I gave her a brief recap of what I’d been reading and just picked up from where I left off. Dr. Jamison had just met David, a charming Englishmen who visited UCLA. They fell in love and she spent time with him in London and Washington. It was romantic and suited our date. However, David passed away from a heart attack. I read to Olivia David’s funeral and Jamison’s grief. At the end of that section, I had to pause and put the book down because we were crying. Very few books have ever brought me to tears. An Unquiet Mind created, for me, the rare mix of laughter and tears from a book.

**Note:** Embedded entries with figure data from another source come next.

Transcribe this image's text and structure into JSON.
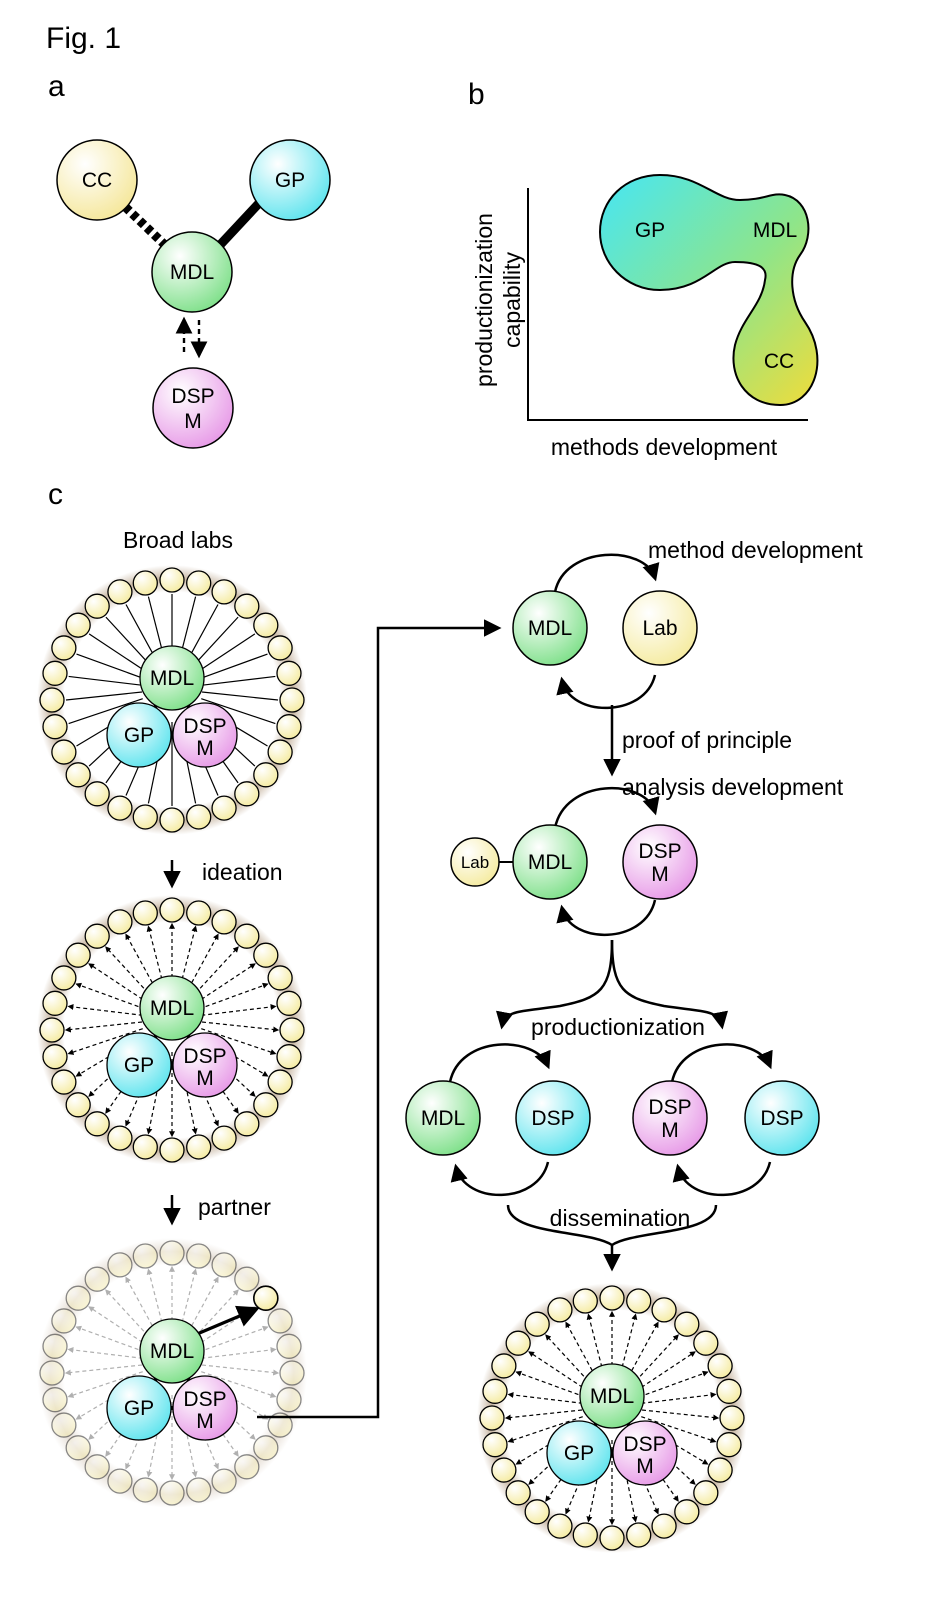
{
  "figure": {
    "title": "Fig. 1"
  },
  "panels": {
    "a": {
      "label": "a",
      "nodes": {
        "cc": "CC",
        "gp": "GP",
        "mdl": "MDL",
        "dsp_line1": "DSP",
        "dsp_line2": "M"
      }
    },
    "b": {
      "label": "b",
      "ylabel_line1": "productionization",
      "ylabel_line2": "capability",
      "xlabel": "methods development",
      "blob_labels": {
        "gp": "GP",
        "mdl": "MDL",
        "cc": "CC"
      }
    },
    "c": {
      "label": "c",
      "broad_labs": "Broad labs",
      "steps": {
        "ideation": "ideation",
        "partner": "partner"
      },
      "core_nodes": {
        "mdl": "MDL",
        "gp": "GP",
        "dsp_line1": "DSP",
        "dsp_line2": "M"
      },
      "flow": {
        "method_development": "method development",
        "proof_of_principle": "proof of principle",
        "analysis_development": "analysis development",
        "productionization": "productionization",
        "dissemination": "dissemination",
        "nodes": {
          "mdl": "MDL",
          "lab": "Lab",
          "dsp": "DSP",
          "dspm_line1": "DSP",
          "dspm_line2": "M"
        }
      }
    }
  },
  "colors": {
    "mdl": "#7fe08a",
    "gp": "#5fe4ee",
    "dsp": "#e79ae7",
    "cc": "#f5e79a",
    "lab": "#f5eba0",
    "ring": "#c9b8a4"
  }
}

            I’m glad to say that Dr. Jamison finds love again and marries Richard Wyatt. Within her book, she reflects how An Unquiet Mind primarily became about love and personal relationships, rather than solely about manic-depressive illness. I find that accurate. This book was largely about her family, friends, colleagues, and romantic relationships. And I’d say that’s a good thing. It is deeply personal, which makes the book so much more compelling and real.
 
Verdict (Is the book staying or going?): Staying. This book was so much better than I expected, and I strongly recommend it to anyone, not just psychology nerds like me.
 
Works Cited
Jamison, Kay Redfield. An Unquiet Mind. New York: Vintage Books, 1996. Print.